All of which, unfortunately, makes the piece suspect for snobby musical elites, he says.

"It's structurally fairly simple, and I think that's one of the things that makes it so engaging. One of the things that the musical elites love to look for is complex structure; it's one of the reasons Beethoven endures to this day. You can never stop trying to figure out the architectural genius of his music. And there's always something new.

"And that's not the kind of a piece that the Grieg [concerto] is. The structure is really basic sonata form and variation form and dance form. It's so well done. And it lies very well under the fingers; it's practically written for a pianist to play."

That also makes it ideal for young pianists, he says.

"It doesn't require particularly a sort of maturity of outlook, in the way the Beethoven Fourth Concerto requires. It's a very different animal. And yet I would say my interpretation of it has grown and changed over the years. I think I went through a more self-indulgent stage with it, and I feel now I enjoy it exactly for what it is. I just love playing it."

The program will also include the op.26 concert overture that Felix Mendelssohn alternately called Fingal's Cave and The Hebrides (the former is the name of a grotto he explored while on a vacation to the latter-named Scottish isles), and the Symphony No. 2 in b minor by Alexander Borodin.

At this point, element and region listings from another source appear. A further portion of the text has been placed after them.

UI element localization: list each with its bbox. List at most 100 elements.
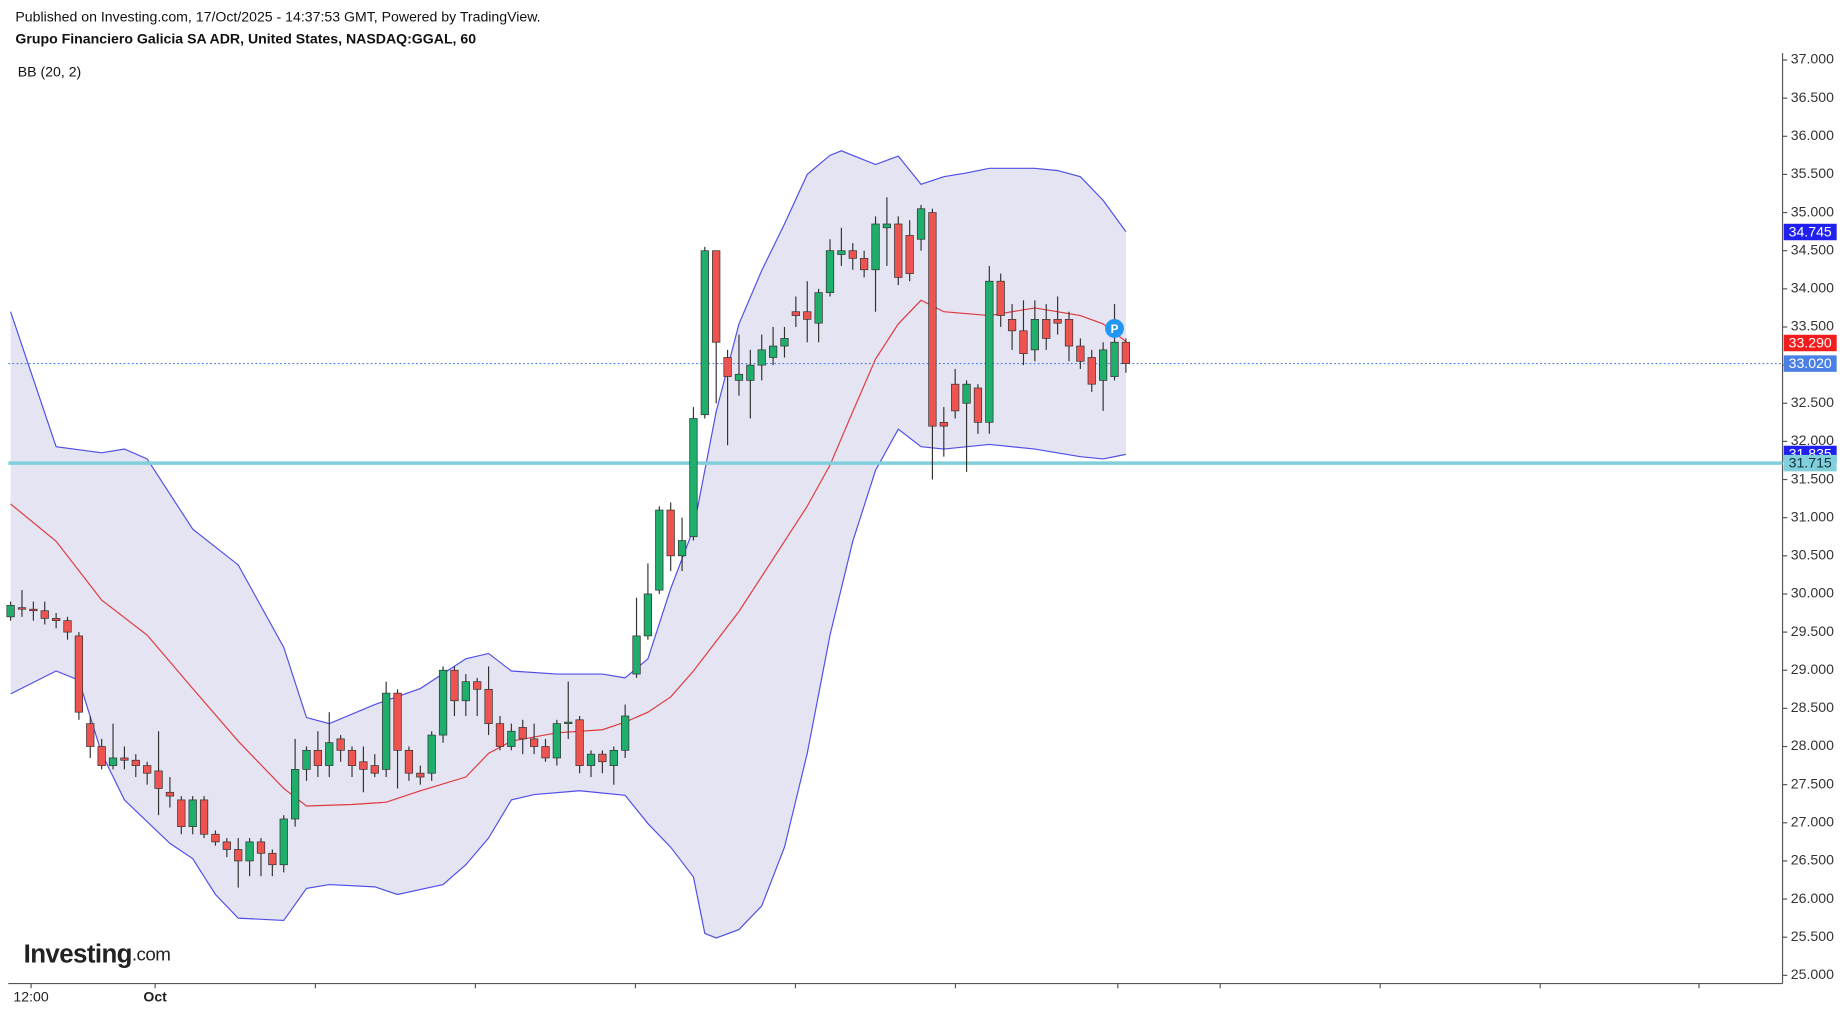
price-tag (1783, 454, 1837, 472)
candle-body (939, 421, 948, 427)
y-tick-label: 25.500 (1791, 928, 1834, 944)
candle-body (1121, 341, 1131, 364)
y-tick-label: 36.500 (1791, 89, 1834, 105)
candle-body (211, 833, 220, 843)
candle-body (359, 761, 368, 770)
y-tick-label: 33.500 (1791, 318, 1834, 334)
candle-body (985, 280, 994, 423)
candle-body (1076, 345, 1085, 362)
candle-body (74, 635, 84, 713)
candle-body (825, 250, 835, 294)
y-tick-label: 26.000 (1791, 890, 1834, 906)
candle-body (928, 212, 937, 427)
candle-body (1053, 318, 1062, 324)
candle-body (484, 688, 493, 724)
candle-body (712, 250, 721, 343)
candle-body (882, 223, 892, 229)
candle-body (586, 753, 596, 766)
band-line (10, 428, 1127, 939)
candle-body (1099, 349, 1108, 381)
price-tag (1783, 223, 1837, 241)
band-line (10, 299, 1127, 807)
candle-body (689, 418, 698, 538)
candle-body (245, 841, 254, 862)
candle-body (951, 383, 960, 412)
candle-body (871, 223, 880, 271)
candle-body (757, 349, 766, 366)
candle-body (768, 345, 778, 358)
candle-body (598, 753, 607, 763)
candle-body (746, 364, 755, 381)
y-tick-label: 36.000 (1791, 127, 1834, 143)
y-tick-label: 26.500 (1791, 852, 1834, 868)
candle-body (382, 692, 391, 770)
candle-body (860, 257, 869, 271)
candle-body (848, 250, 857, 259)
marker-label: P (1111, 323, 1119, 336)
price-tag (1783, 355, 1837, 372)
price-tag (1783, 334, 1837, 352)
y-tick-label: 29.500 (1791, 623, 1834, 639)
candle-body (404, 749, 414, 774)
candle-body (894, 223, 903, 278)
candle-body (313, 749, 322, 766)
candle-body (40, 610, 49, 619)
candle-body (154, 770, 163, 789)
y-tick-label: 37.000 (1791, 51, 1834, 67)
y-tick-label: 30.000 (1791, 585, 1834, 601)
candle-body (188, 799, 197, 827)
candle-body (621, 715, 630, 751)
candle-body (473, 681, 482, 690)
candle-body (165, 791, 175, 797)
y-tick-label: 35.500 (1791, 165, 1834, 181)
logo: Investing.com (24, 940, 171, 968)
candle-body (723, 357, 732, 377)
candle-body (393, 692, 402, 751)
candle-body (336, 738, 345, 751)
candle-body (131, 759, 140, 766)
candle-body (256, 841, 266, 854)
y-tick-label: 32.000 (1791, 432, 1834, 448)
indicator-label: BB (20, 2) (18, 64, 82, 80)
y-tick-label: 27.500 (1791, 775, 1834, 791)
band-fill (10, 150, 1126, 938)
candle-body (97, 746, 106, 766)
candle-body (655, 509, 664, 591)
candle-body (108, 757, 118, 766)
candle-body (1030, 318, 1039, 351)
candle-body (609, 749, 618, 766)
candle-body (916, 208, 926, 240)
candle-body (279, 818, 288, 866)
band-line (10, 150, 1127, 725)
y-tick-label: 30.500 (1791, 547, 1834, 563)
candle-body (370, 765, 379, 774)
y-tick-label: 28.500 (1791, 699, 1834, 715)
candle-body (962, 383, 971, 404)
candle-body (52, 618, 61, 622)
candle-body (677, 540, 687, 557)
candle-body (1110, 341, 1119, 377)
candle-body (450, 669, 459, 702)
candle-body (791, 311, 800, 316)
y-tick-label: 35.000 (1791, 203, 1834, 219)
candle-body (780, 338, 789, 347)
candle-body (268, 852, 277, 866)
candle-body (905, 235, 914, 274)
candle-body (541, 746, 550, 759)
candle-body (666, 509, 675, 557)
candle-body (347, 749, 357, 766)
candle-body (996, 280, 1005, 316)
candle-body (427, 734, 436, 774)
y-tick-label: 29.000 (1791, 661, 1834, 677)
symbol-title: Grupo Financiero Galicia SA ADR, United … (15, 31, 476, 47)
candle-body (291, 769, 300, 820)
y-tick-label: 25.000 (1791, 966, 1834, 982)
candle-body (552, 723, 561, 759)
candle-body (177, 799, 186, 827)
candle-body (461, 681, 470, 702)
candle-body (495, 723, 505, 747)
candle-body (1087, 357, 1096, 385)
candle-body (63, 620, 72, 633)
price-tag-label: 31.715 (1789, 454, 1832, 470)
candle-body (438, 669, 448, 736)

Parker, who has been a guest artist with many of the world's premier orchestras, played Peter Ilich Tchaikovsky's pyrotechnical Piano Concerto No. 1 with the orchestra and then-Music Director David Itkin in February 2005 at Little Rock's Robinson Center Music Hall.

...

Parker, also this year's Richard Sheppard Arnold Artist of Distinction, will stick around a few more days for the opening concert in the orchestra's 2015-16 River Rhapsodies chamber music concert season, 7 p.m. Tuesday in the Great Hall at the Clinton Presidential Center, 1200 President Clinton Ave., Little Rock.

He'll join four of the orchestra's woodwind principals -- Leanna Booze, oboe; Kelly Johnson, clarinet; Susan Bell Leon, bassoon; and David Renfro, horn -- to play Ludwig van Beethoven's Quintet in E-flat major for piano and winds, op.16. And he'll also play the Fantasy on Wizard of Oz by William Hirtz, which the composer arranged from piano duet for solo piano at Parker's request.

The Rockefeller Quartet (Katherine Williamson and Trisha McGovern, violins; Katherine Reynolds, viola; and Aaron Ludwig, cello) will play Borodin's String Quartet No. 2 in D major.